December 21st, 2022 — Hanukkah Kavanot 2022/5783
My name is Ronit Tsadok. I’m one of the rabbis here at IKAR.
The question that I want to think about together tonight is when should we be lighting Hanukkah candles? In the Talmud, Masekhet Shabbat 21B asks this question and says, “From the time that the sun sets up until the time that the foot traffic ends in the shuk, in the marketplace, and specifically the Talmud says until the feet of the tarmoda’ei are done in the shuk.
We’ll understand that a little bit better in a second.
But what does it mean that we light from when it’s dark until the last people leave the marketplace?

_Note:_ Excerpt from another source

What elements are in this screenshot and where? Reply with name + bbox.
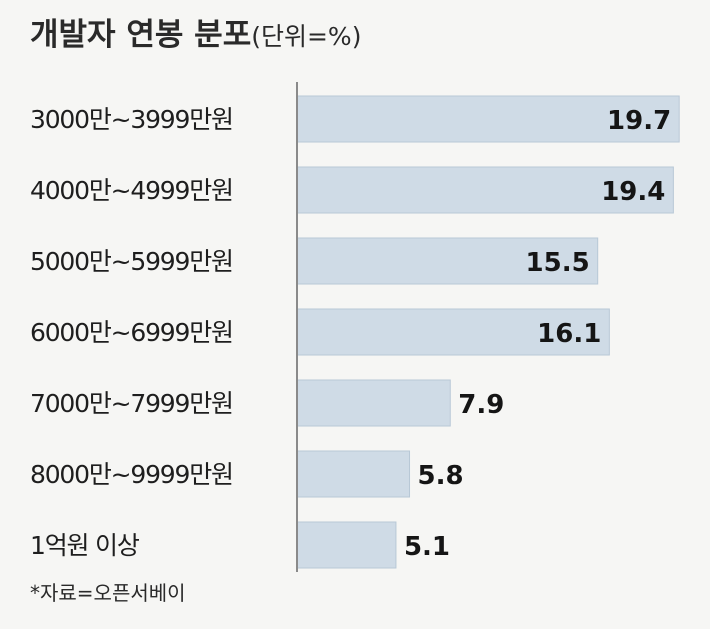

So, there’s one explanation that’s the most well-known explanation, which is whenever you’re able to light anywhere between those times, then you can light because we need to make sure that we’re performing the mitzvah, the obligation, of pirsumei nisa, of publicizing the miracle by having our Hanukkah candles in our window or outside our door. And it needs to be seen by people. And so as long as there are people leaving the shuk, leaving the marketplace, we can still light our candles.
So those can be seen. But there’s another interpretation in the Talmud that’s actually really interesting and gives us a little insight and a different way of looking at this mitzvah, of putting our light in the windowsill.
And that says that actually the time of lighting the candles whenever we light it has to be able to last all the way until those last people, the tarmoda’ei leave the marketplace.
It’s not about us. It’s actually in some ways about the people who are out there working late into the night.
So who are the tarmoda’ei? Rashi a famous Rabbinic commentator, says they’re the ones who were collecting wood. They were collecting wood once everyone else had left the market.
So that if I went home at 6:00 or 7:00 and realized at 9:00 or 10:00 or 11:00 that I didn’t have enough wood to heat my home I would go out, and I would be able to buy it from them, the people who are working late into the night for us.
And so what does this interpretation offer us?
Well, it’s less about my candles being the light and being seen by other people. And maybe it’s a little bit more about us making sure that we see them and that we pay attention to people who are out there in the world, long after we’ve made it home and are cozy in our homes ourselves. To ensure that we’re actually seeing their light, these tarmoda’ei, the people who collected wood are literally the people who enable us to have light in our homes.
What do we need to do in order to see those who are still out in the world, those who are helping to make it possible for us to have light in our homes? We need to see them and look into their eyes, to recognize their value and their dignity, and shine our light in both directions.